Das multinationale Ensemble Sarband hat sich auf alte Musik rings um den Mittelmeerraum spezialisiert.
Auf diesem Album geht es um die höfische Musik, die zu Regierungszeiten von Friedrich II. (Palermo) und Timur Leng (Samarkand) gespielt wurde. Die verschiedenen religiösen und kulturellen Hintergründen entstammenden Herrscher unterhielten vorsichtige diplomatische Beziehungen zueinander, und dazu gehörte u.a. auch der Austausch von Geschenken. Statt CDs schenkte man sich jedoch leibeigene Musiker, und diese brachten die Musik ihrer Kultur in die neue Umgebung mit. So entstand ein frühes Beispiel dessen, was Jahrhunderte später unter dem Etikett Weltmusik als große Neuerung des 20. Jahrhunderts gepriesen werden sollte. Das Ensemble Sarband hat sich mit gewohnter großer Virtuosität und Spielfreude den Zeugnissen dieser alten Musik angenommen.

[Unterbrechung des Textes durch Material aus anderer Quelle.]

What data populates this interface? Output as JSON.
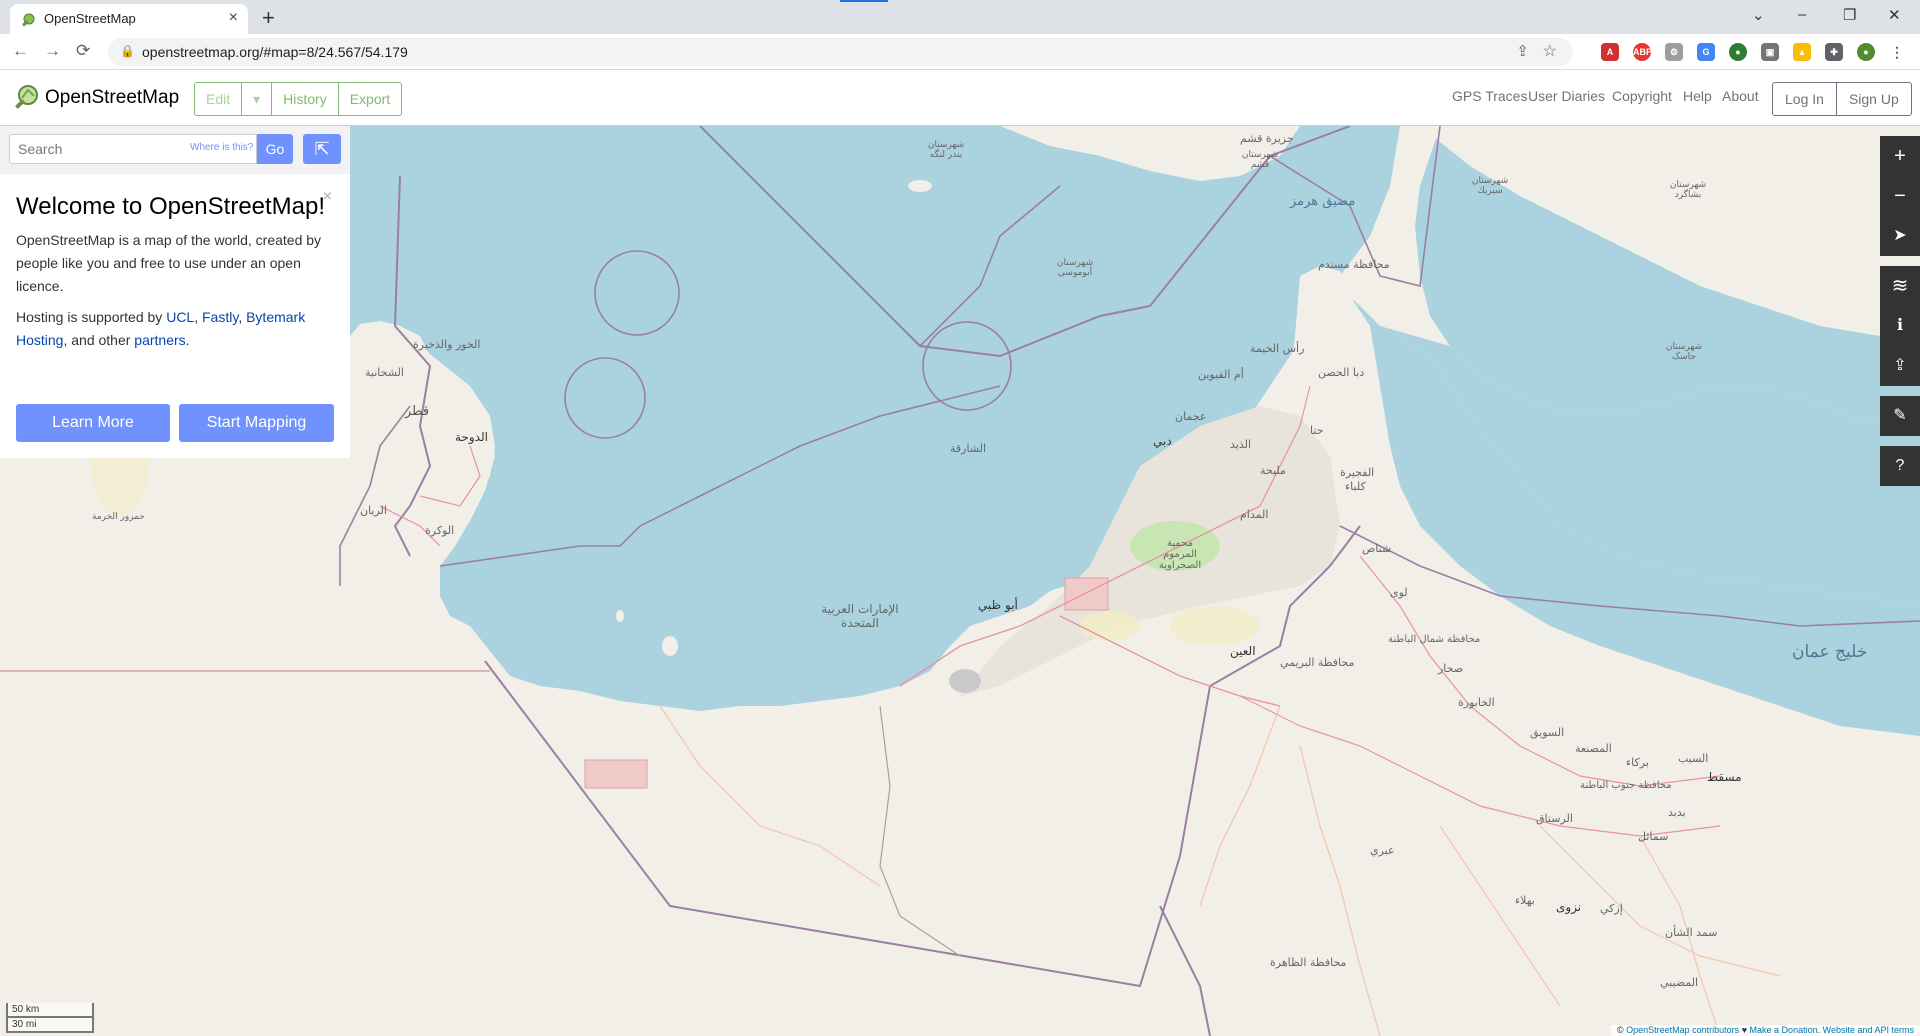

Trotz der zwei lauteren kurzen Stücke, die das Programm des Albums wie Prozessionsfanfaren umrahmen, ist der Großteil der Aufnahmen den ruhigen, sehr charismatischen Liebesliedern und Meditationen gewidmet. Sowohl bei der Wahl der Instrumente als auch bzgl. der Klangfarben, Harmonien und Texten steht die Vermischung von Orient und Okzident im Vordergrund. Das Ergebnis dieser Synergie ist eine leise-dynamische, verspielte-virtuose Musik, die ich nicht anders denn als 'zaubrisch' zu charakterisieren vermag. Da mag ein leiser, kraftvoller, für unsere Ohren sofort "Bauchtanz!" assoziieren lassender Rhythmus überlagert werden von mehrstimmigem Gesang, der eher ins Gregorianische spielt: und die Mischung entführt und verzaubert, läßt träumen und genießen. Die alten Texte (in meiner Version teilweise mit abgedruckt) sind poetisch, vielschichtig - oft bleibt es unklar, ob es sich um ein religiöses, ein weltliches oder sogar versteckt erotisches Lied handelt. Das fügt der Faszination der Musik eine weitere Facette hinzu.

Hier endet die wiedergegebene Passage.